James Axler – Parallax Red Parallax Red

“We’ll find it,” grated Grant. “If we have to raze the compound to the ground, we’ll find it.”

“Not with all my people howling for your blood. You’re unarmed, trapped on a hostile world. Like the old man there, you live only at my sufferance.”

Kane swung on Harwin. “Do you know where the gateway unit is?”

Harwin’s lips parted, but Sindri shouted, “Shut up!”

Shaking his head remorsefully, Harwin said, “He’s right. I’m sorry, but he’s right. Without him to protect you, if you show up in the compound the transadapts will tear you apart. They hate all humans. He is the only reason you’ve stayed alive this long.”

Grant paused in midstep, uncertainty flickering in his eyes.

Sindri smiled at him with smug self-possession. “Nor will a hostage situation lead to anything but your deaths.”

“Maybe dislocating your arms and legs and neck would make you willing to tell us where the gateway is,” Grant countered.

Sindri shrugged. “Mr. Grant, believe me when I say that I’ve lived so long with pain that what you propose would be no more than a minor discomfort to me.”

The little man turned to face Brigid, gently touching his chin. Sincerely he said, “Miss Brigid, I apologize for your ordeal from the bottom of my heart. The last thing I wanted was to distress you.”

She inhaled sharply, exhaled slowly. She asked bitterly, “Did you find what you were looking for?”

“If it means anything, yes. The sperm samples collected from Mr. Kane and Grant are more than adequate to begin the gene therapy.”

“What’s the point?” Brigid snapped.

“I don’t understand.”

“You need healthy ovum for the sperm to fertilize, and your females are barren. Do you have in vitro eggs so the genes can be spliced?”

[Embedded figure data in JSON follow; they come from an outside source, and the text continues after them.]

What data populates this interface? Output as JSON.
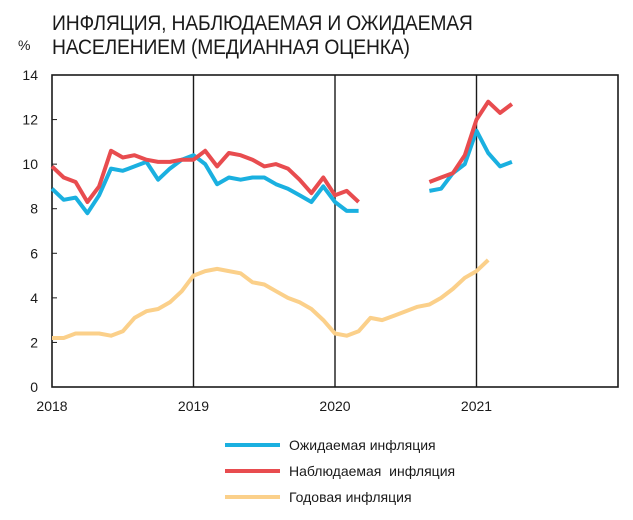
{
  "chart_data": {
    "type": "line",
    "title": "ИНФЛЯЦИЯ, НАБЛЮДАЕМАЯ И ОЖИДАЕМАЯ\nНАСЕЛЕНИЕМ (МЕДИАННАЯ ОЦЕНКА)",
    "ylabel": "%",
    "ylim": [
      0,
      14
    ],
    "yticks": [
      "0",
      "2",
      "4",
      "6",
      "8",
      "10",
      "12",
      "14"
    ],
    "xlim": [
      2018.0,
      2022.0
    ],
    "xticks": [
      "2018",
      "2019",
      "2020",
      "2021"
    ],
    "grid": "vertical at year boundaries",
    "legend_position": "bottom",
    "series": [
      {
        "name": "Ожидаемая инфляция",
        "color": "#1ab0e0",
        "points": [
          [
            2018.0,
            8.9
          ],
          [
            2018.083,
            8.4
          ],
          [
            2018.167,
            8.5
          ],
          [
            2018.25,
            7.8
          ],
          [
            2018.333,
            8.6
          ],
          [
            2018.417,
            9.8
          ],
          [
            2018.5,
            9.7
          ],
          [
            2018.583,
            9.9
          ],
          [
            2018.667,
            10.1
          ],
          [
            2018.75,
            9.3
          ],
          [
            2018.833,
            9.8
          ],
          [
            2018.917,
            10.2
          ],
          [
            2019.0,
            10.4
          ],
          [
            2019.083,
            10.0
          ],
          [
            2019.167,
            9.1
          ],
          [
            2019.25,
            9.4
          ],
          [
            2019.333,
            9.3
          ],
          [
            2019.417,
            9.4
          ],
          [
            2019.5,
            9.4
          ],
          [
            2019.583,
            9.1
          ],
          [
            2019.667,
            8.9
          ],
          [
            2019.75,
            8.6
          ],
          [
            2019.833,
            8.3
          ],
          [
            2019.917,
            9.0
          ],
          [
            2020.0,
            8.3
          ],
          [
            2020.083,
            7.9
          ],
          [
            2020.167,
            7.9
          ],
          null,
          [
            2020.667,
            8.8
          ],
          [
            2020.75,
            8.9
          ],
          [
            2020.833,
            9.6
          ],
          [
            2020.917,
            10.0
          ],
          [
            2021.0,
            11.5
          ],
          [
            2021.083,
            10.5
          ],
          [
            2021.167,
            9.9
          ],
          [
            2021.25,
            10.1
          ]
        ]
      },
      {
        "name": "Наблюдаемая  инфляция",
        "color": "#e84c4f",
        "points": [
          [
            2018.0,
            9.9
          ],
          [
            2018.083,
            9.4
          ],
          [
            2018.167,
            9.2
          ],
          [
            2018.25,
            8.3
          ],
          [
            2018.333,
            9.0
          ],
          [
            2018.417,
            10.6
          ],
          [
            2018.5,
            10.3
          ],
          [
            2018.583,
            10.4
          ],
          [
            2018.667,
            10.2
          ],
          [
            2018.75,
            10.1
          ],
          [
            2018.833,
            10.1
          ],
          [
            2018.917,
            10.2
          ],
          [
            2019.0,
            10.2
          ],
          [
            2019.083,
            10.6
          ],
          [
            2019.167,
            9.9
          ],
          [
            2019.25,
            10.5
          ],
          [
            2019.333,
            10.4
          ],
          [
            2019.417,
            10.2
          ],
          [
            2019.5,
            9.9
          ],
          [
            2019.583,
            10.0
          ],
          [
            2019.667,
            9.8
          ],
          [
            2019.75,
            9.3
          ],
          [
            2019.833,
            8.7
          ],
          [
            2019.917,
            9.4
          ],
          [
            2020.0,
            8.6
          ],
          [
            2020.083,
            8.8
          ],
          [
            2020.167,
            8.3
          ],
          null,
          [
            2020.667,
            9.2
          ],
          [
            2020.75,
            9.4
          ],
          [
            2020.833,
            9.6
          ],
          [
            2020.917,
            10.4
          ],
          [
            2021.0,
            12.0
          ],
          [
            2021.083,
            12.8
          ],
          [
            2021.167,
            12.3
          ],
          [
            2021.25,
            12.7
          ]
        ]
      },
      {
        "name": "Годовая инфляция",
        "color": "#fbd08a",
        "points": [
          [
            2018.0,
            2.2
          ],
          [
            2018.083,
            2.2
          ],
          [
            2018.167,
            2.4
          ],
          [
            2018.25,
            2.4
          ],
          [
            2018.333,
            2.4
          ],
          [
            2018.417,
            2.3
          ],
          [
            2018.5,
            2.5
          ],
          [
            2018.583,
            3.1
          ],
          [
            2018.667,
            3.4
          ],
          [
            2018.75,
            3.5
          ],
          [
            2018.833,
            3.8
          ],
          [
            2018.917,
            4.3
          ],
          [
            2019.0,
            5.0
          ],
          [
            2019.083,
            5.2
          ],
          [
            2019.167,
            5.3
          ],
          [
            2019.25,
            5.2
          ],
          [
            2019.333,
            5.1
          ],
          [
            2019.417,
            4.7
          ],
          [
            2019.5,
            4.6
          ],
          [
            2019.583,
            4.3
          ],
          [
            2019.667,
            4.0
          ],
          [
            2019.75,
            3.8
          ],
          [
            2019.833,
            3.5
          ],
          [
            2019.917,
            3.0
          ],
          [
            2020.0,
            2.4
          ],
          [
            2020.083,
            2.3
          ],
          [
            2020.167,
            2.5
          ],
          [
            2020.25,
            3.1
          ],
          [
            2020.333,
            3.0
          ],
          [
            2020.417,
            3.2
          ],
          [
            2020.5,
            3.4
          ],
          [
            2020.583,
            3.6
          ],
          [
            2020.667,
            3.7
          ],
          [
            2020.75,
            4.0
          ],
          [
            2020.833,
            4.4
          ],
          [
            2020.917,
            4.9
          ],
          [
            2021.0,
            5.2
          ],
          [
            2021.083,
            5.7
          ]
        ]
      }
    ]
  }
}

Sindri shook his head. “No, we do not.”

“Then where will you find healthy eggs to implant in the women?”

Squinting up at her, Sindri said, “I presumed you had it all figured out. From you.”

Brigid stared at him for a long silent moment, then began to laugh.

Chapter 25

Sindri’s frown was deep as he waited for Brigid’s outburst to cease. When it did, he said, “Perhaps you will be so courteous as to share the joke with the rest of us.”

“No,” she replied, eyes jade bright. “It’ll keep until you make your first attempt at hybridizing a transadapt with our combined genetic material.”

Sindri eyed her curiously. “And that will be funny?”

Brigid presented the image of pondering over the query for a moment. At length, she said, “Only to me.”

Tersely Sindri said, “Explain yourself.”

She smiled a small, frigid smile. “I thought you enjoyed guessing games.”

Sindri stared at her. She stared back. Then he heeled about, striding toward the arched entrance. “Time to leave.”

Harwin touched Grant’s sleeve. He extended a hand toward him, mumbling, “Pleasure to meet a Terran.”

As Grant took his hand and shook it, the old man’s lips formed the words He lies . His forefinger tickled Grant’s palm, the long nail tracing an impression into the fabric of his glove.

Keeping his face composed, Grant said simply, “Same here.”

He released the old man’s hand and fell into step with the entourage formed by Sindri, Brigid, Kane and the three trolls. They followed the same route as they had when they arrived, passing under the spiral-engraved archways until they reached the bullet-car platform.

Once they were strapped inside with the hatch secured, the vehicle started up, sliding effortlessly along the raised rail. The forewall became transparent again, and they silently watched the interior of the pyramid speed by.

Sindri didn’t speak. He stared out of the port, his blue eyes at once fierce and vacant.

Kane wondered at the meaning of Brigid’s bitter laughter and mocking words. Such behavior was not normally in her cool, reserved character and made him feel distinctly uneasy.

The bullet car raced out of the cavity in the base of the pyramid, raising a wake of red dust that billowed out on either side of it. Overhead the sky flared with pink and saffron hues.

Kane looked out on the desolation of the Cydonia Plains. It was full of silence and peopled only with the shapes of wind-eroded rock. Far in the distance, he saw the squat, mesa-shaped formation again. He resisted the impulse to ask Sindri if it was the monstrous stone head. He really didn’t care if it was. On the horizon, sharp-pointed peaks arose, far too regular in shape to be mountains.